E muito menos Adão é o culpado dessa insensatez que muitas vezes domina a criatura, tanto a vítima como o algoz. O pecado original está lá no paraíso mental de pessoas que acreditam em lendas. A realidade é que somos nós que esculpimos e modelamos nossa existencialidade.
A violência e o ódio são faces de uma só energia, cujas raízes estão no cerne de nossa alma.
Bundy, independente de sua infância ou vidas passadas, apesar dos desamores em sua vida, é um ser como todos nós, com a diferença que não conseguiu administrar impulsos, transferindo para suas mãos, coração e cérebro comandos de ódio e violência. Ele não conseguiu transformar sua energia em amor e paz.
Por outro lado, Rosana e tantas outras criaturas que foram violentadas, ao invés de vítimas indefesas, podem ser vistas como pessoas que também não souberam lidar com suas energias internas, permitindo ou viabilizado em seu universo através da fragilidade ou do medo, a ação de forças estranhas e se tornando alvo fácil da violência.
Por volta dos anos 70 estive no Sanatório Pirapitingui, que abrigava na época somente hansenianos (incorretamente denominados leprosos). Lá, viveu Jésus Gonçalves um poeta batalhador que marcou com sangue, dor e brilhantismo seu estágio naquele hospital e na vida. Construiu alojamento para cegos, uma emissora de rádio, um centro espírita e tantas outras obras. Seu primeiro momento, após se converter para o Espiritismo, foi realizar uma palestra evangélica no cassino, onde dezenas de pessoas se entregavam ao jogo e ao sexo, na época.
Pesquisadores informam e o próprio médium Chico Xavier confirmou que Jésus Gonçalves, numa de suas vidas passadas foi o terrível e grande líder bárbaro Atila, que invadiu Roma, modificando a história do mundo. Ele era muito inteligente e ágil, deixando-se levar no entanto pela volúpia, que o transformava num tirano, porque saqueava as cidades e trucidava homens, mulheres e crianças indefesas.
Pois bem, observemos o seguinte.

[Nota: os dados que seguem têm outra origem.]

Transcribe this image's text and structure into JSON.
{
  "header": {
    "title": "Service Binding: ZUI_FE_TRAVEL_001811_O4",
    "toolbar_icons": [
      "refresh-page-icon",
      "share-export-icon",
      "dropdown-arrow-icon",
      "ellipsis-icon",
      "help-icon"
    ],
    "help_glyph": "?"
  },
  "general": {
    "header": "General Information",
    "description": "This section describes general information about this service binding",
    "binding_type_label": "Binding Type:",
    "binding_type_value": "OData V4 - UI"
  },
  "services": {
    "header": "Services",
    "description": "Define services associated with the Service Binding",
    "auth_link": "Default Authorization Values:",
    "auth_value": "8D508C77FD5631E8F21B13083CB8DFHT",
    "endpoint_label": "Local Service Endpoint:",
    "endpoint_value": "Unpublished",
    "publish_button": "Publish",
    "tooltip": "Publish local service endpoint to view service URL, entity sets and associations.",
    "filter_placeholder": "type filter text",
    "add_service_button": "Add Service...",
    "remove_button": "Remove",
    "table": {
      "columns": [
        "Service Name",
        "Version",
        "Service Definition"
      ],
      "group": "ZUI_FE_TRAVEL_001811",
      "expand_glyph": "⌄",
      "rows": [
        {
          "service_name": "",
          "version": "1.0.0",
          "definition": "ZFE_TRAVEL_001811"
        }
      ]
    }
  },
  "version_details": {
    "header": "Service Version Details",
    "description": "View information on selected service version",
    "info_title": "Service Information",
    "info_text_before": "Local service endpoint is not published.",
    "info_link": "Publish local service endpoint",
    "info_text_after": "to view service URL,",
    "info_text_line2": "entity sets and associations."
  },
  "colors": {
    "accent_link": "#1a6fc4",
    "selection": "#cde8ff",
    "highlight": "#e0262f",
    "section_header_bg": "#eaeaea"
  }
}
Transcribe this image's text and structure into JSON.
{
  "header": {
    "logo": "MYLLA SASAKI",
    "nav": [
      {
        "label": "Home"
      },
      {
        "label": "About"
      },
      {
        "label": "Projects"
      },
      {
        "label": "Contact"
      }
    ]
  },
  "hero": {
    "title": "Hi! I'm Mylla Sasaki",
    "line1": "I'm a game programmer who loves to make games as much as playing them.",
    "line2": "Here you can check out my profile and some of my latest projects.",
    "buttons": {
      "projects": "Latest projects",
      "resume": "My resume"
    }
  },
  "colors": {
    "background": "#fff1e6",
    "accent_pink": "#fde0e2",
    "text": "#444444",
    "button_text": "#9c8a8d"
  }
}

Examinada a personalidade de Jésus Gonçalves e do líder bárbaro Atila, podem-se considerar várias semelhanças. A diferença é que neste século, lá nas proximidades de Itu e vestindo um corpo diferente e doente, este Espírito dirigia sua força, inteligência e audácia para o Bem.
Bundy, Rosana, Atila e Jésus Gonçalves são atores no grande palco da vida, cada um no seu tempo e com sua consciência realizando seus eventos existenciais. Em cada um deles o sopro divino alentando e dando o impulso para a ação, enquanto seus corações e cérebros manejam este sopro para o Bem ou para o Mal. É uma opção que podemos realizar, atraindo para nossos caminhos a tristeza ou alegria, o ódio ou o Amor.